Выбрать главу

Ревностный антидрейфусар капитан Кюнье, состоявший при военном министре Кавеньяке, получил предписание привести в порядок секретные документы по делу Дрейфуса. Разбирая их вечером при свете лампы, капитан обратил внимание на странную особенность письма Паниццарди к Шварцкоппену (оно было, повторяю, написано на бумаге в клеточках): ему показалось, что клеточки верхней части листа ни по размеру, ни по цвету ободков не тождественны с клеточками нижней. Капитан Кюнье доложил об этом своему непосредственному начальнику, такому же антидрейфусару, как он сам. Они были поражены: уж очень значительно и грозно было это открытие. Они немедленно отправились к военному министру (отсюда, кстати сказать, достаточно ясно, как неправы были дрейфусары, обвинявшие скопом чуть не все военное ведомство в действиях незаконных и пристрастных). Кавеньяк рассмотрел письмо: да, сомнений быть не могло, оно склеено из двух листков — это подлог!

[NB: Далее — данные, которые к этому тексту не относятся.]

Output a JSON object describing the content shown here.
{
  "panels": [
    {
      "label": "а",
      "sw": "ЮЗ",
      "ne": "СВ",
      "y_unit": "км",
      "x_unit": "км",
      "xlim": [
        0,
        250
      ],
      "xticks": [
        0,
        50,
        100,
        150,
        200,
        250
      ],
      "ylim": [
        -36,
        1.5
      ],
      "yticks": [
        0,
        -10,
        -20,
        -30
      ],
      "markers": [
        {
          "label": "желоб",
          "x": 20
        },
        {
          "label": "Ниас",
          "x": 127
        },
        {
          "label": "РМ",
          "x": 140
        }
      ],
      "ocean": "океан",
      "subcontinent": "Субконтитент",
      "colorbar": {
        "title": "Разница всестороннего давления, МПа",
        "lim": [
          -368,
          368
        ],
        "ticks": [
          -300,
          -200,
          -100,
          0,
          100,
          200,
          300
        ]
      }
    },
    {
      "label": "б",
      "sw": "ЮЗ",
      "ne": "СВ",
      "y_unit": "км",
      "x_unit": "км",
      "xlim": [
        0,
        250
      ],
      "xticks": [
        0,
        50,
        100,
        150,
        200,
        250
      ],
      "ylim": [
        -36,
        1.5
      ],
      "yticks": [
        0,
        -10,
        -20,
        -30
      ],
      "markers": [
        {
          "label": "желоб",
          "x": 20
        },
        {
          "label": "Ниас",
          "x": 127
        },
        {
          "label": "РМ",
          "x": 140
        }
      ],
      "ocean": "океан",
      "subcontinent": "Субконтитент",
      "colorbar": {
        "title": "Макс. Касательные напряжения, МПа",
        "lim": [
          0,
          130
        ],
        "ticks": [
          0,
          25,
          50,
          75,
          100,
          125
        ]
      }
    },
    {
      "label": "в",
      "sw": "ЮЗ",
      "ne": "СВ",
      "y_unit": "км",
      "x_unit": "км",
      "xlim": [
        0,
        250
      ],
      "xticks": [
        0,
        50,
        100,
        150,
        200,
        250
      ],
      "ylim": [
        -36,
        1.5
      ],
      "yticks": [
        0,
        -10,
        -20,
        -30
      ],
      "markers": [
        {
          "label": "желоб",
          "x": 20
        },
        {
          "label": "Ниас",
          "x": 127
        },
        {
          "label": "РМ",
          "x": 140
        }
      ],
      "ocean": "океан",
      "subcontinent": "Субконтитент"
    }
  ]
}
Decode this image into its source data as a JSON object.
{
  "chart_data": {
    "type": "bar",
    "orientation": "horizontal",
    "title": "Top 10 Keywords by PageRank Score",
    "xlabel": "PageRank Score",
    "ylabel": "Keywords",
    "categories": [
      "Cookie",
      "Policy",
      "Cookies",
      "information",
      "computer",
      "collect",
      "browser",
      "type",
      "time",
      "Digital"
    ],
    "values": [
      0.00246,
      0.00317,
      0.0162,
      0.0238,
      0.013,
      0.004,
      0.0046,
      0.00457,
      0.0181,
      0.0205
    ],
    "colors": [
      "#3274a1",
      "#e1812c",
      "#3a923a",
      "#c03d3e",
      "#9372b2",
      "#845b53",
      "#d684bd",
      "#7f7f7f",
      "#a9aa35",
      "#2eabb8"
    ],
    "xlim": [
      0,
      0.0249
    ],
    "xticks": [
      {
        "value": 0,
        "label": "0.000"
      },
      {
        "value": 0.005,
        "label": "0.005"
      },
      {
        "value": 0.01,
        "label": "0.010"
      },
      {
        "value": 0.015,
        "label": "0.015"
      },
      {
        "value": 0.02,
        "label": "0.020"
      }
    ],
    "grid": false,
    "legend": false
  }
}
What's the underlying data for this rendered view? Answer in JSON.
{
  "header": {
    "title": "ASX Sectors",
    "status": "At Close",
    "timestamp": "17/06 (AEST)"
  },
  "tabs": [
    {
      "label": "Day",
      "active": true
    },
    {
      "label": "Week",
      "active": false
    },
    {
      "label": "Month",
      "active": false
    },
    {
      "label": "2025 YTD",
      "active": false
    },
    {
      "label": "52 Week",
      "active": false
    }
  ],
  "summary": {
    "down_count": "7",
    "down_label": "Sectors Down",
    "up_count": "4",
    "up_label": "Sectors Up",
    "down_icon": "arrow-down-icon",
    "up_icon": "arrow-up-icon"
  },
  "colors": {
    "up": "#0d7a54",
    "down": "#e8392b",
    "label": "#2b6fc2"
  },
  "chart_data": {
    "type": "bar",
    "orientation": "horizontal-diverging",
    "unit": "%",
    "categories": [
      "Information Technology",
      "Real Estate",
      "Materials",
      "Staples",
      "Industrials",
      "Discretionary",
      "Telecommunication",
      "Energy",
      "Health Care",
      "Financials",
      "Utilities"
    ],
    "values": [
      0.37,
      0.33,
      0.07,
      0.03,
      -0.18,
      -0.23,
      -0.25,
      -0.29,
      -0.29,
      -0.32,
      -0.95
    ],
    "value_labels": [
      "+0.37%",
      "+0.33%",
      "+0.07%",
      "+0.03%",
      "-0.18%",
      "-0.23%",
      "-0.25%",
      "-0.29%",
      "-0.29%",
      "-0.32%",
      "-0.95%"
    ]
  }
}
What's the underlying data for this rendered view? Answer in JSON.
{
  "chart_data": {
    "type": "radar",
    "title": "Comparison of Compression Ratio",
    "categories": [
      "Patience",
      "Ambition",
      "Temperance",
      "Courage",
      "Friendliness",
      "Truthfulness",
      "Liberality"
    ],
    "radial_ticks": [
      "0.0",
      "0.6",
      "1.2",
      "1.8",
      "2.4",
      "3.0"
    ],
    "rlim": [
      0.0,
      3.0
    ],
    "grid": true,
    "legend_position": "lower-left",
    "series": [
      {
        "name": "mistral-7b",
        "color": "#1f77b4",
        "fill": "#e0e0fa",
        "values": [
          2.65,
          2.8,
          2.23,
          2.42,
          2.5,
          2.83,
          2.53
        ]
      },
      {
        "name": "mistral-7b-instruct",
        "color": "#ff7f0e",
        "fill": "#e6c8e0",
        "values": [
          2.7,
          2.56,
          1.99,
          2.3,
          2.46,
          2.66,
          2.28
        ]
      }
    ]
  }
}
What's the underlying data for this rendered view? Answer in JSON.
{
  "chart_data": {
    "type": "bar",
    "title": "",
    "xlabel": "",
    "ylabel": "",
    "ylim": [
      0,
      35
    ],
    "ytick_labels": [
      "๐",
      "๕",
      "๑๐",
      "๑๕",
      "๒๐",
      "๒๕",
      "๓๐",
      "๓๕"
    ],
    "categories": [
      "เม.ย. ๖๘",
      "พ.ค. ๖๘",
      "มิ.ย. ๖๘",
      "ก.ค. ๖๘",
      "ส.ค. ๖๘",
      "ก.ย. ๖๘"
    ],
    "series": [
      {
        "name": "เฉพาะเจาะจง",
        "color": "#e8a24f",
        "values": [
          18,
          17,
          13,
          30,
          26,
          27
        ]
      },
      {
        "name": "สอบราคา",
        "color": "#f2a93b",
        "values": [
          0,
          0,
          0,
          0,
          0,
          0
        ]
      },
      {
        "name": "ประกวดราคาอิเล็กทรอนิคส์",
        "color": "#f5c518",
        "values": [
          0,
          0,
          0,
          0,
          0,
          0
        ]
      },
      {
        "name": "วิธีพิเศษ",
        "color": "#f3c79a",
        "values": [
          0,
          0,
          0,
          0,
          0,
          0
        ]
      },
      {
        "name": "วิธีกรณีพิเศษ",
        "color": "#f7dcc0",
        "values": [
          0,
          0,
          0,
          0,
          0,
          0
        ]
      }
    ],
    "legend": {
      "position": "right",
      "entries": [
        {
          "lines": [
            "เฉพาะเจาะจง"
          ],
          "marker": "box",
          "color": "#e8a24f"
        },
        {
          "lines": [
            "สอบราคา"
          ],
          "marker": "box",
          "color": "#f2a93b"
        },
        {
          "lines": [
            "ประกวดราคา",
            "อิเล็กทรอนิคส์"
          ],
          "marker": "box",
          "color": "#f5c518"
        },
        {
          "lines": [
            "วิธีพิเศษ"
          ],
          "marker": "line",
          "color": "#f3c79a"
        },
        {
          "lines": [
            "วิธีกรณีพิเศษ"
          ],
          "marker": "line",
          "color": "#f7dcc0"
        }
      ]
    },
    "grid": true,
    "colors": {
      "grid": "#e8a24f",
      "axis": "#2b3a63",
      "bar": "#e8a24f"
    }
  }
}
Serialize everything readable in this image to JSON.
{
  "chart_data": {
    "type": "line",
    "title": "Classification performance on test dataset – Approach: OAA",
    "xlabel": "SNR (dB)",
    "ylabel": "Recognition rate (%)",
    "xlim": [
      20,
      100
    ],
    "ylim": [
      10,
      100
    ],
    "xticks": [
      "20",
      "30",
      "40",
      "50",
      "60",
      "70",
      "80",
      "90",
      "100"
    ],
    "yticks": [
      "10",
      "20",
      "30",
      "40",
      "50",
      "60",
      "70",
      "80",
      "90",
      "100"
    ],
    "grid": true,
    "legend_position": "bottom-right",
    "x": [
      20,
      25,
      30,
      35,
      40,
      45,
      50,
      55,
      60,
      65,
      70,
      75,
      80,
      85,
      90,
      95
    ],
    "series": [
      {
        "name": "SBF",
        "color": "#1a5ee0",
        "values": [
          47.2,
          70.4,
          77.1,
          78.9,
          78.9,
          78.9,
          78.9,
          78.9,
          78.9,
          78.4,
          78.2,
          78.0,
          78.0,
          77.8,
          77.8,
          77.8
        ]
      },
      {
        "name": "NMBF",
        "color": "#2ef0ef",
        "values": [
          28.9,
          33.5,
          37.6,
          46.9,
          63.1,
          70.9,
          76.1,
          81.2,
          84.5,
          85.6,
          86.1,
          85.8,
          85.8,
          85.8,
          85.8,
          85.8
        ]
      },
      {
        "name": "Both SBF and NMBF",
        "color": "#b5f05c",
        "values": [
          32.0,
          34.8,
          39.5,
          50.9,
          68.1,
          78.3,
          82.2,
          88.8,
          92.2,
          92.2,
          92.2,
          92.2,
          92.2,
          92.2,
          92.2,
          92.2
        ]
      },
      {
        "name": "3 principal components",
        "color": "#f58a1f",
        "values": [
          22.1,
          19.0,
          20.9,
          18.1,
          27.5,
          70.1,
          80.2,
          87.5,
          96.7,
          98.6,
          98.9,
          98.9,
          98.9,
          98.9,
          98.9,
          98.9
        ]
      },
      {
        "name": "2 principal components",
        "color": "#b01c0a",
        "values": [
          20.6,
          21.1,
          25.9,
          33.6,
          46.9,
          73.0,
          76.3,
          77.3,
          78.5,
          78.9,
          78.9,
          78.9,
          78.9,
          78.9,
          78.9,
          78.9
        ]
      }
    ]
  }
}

Военный министр вызвал подполковника Анри для объяснений. К сожалению, я не могу привести протокол допроса, продолжавшегося около двух часов, — это документ поразительный. По-видимому, железные нервы Анри ему изменили. Его сокрушила неотразимая улика: все дело рухнуло из-за ничтожной оплошности, из-за каких-то клеточек, из-за того, что, склеивая листки, он не удостоверился в тождественности ободков! Герой Достоевского потерял самообладание. «Вы подделали все письмо!» — говорил под конец с бешенством военный министр. «Нет, не все...» — «Что было в настоящем письме? Только обращение «дорогой друг»?» — «Вот как было... В письме было несколько слов...» — «Каких несколько слов?» — «О другом... Они не имели отношения к делу...» — «Так вот что: вы получили в конверте письмо незначительного содержания, вы его уничтожили и сфабриковали свое?» — «Да...»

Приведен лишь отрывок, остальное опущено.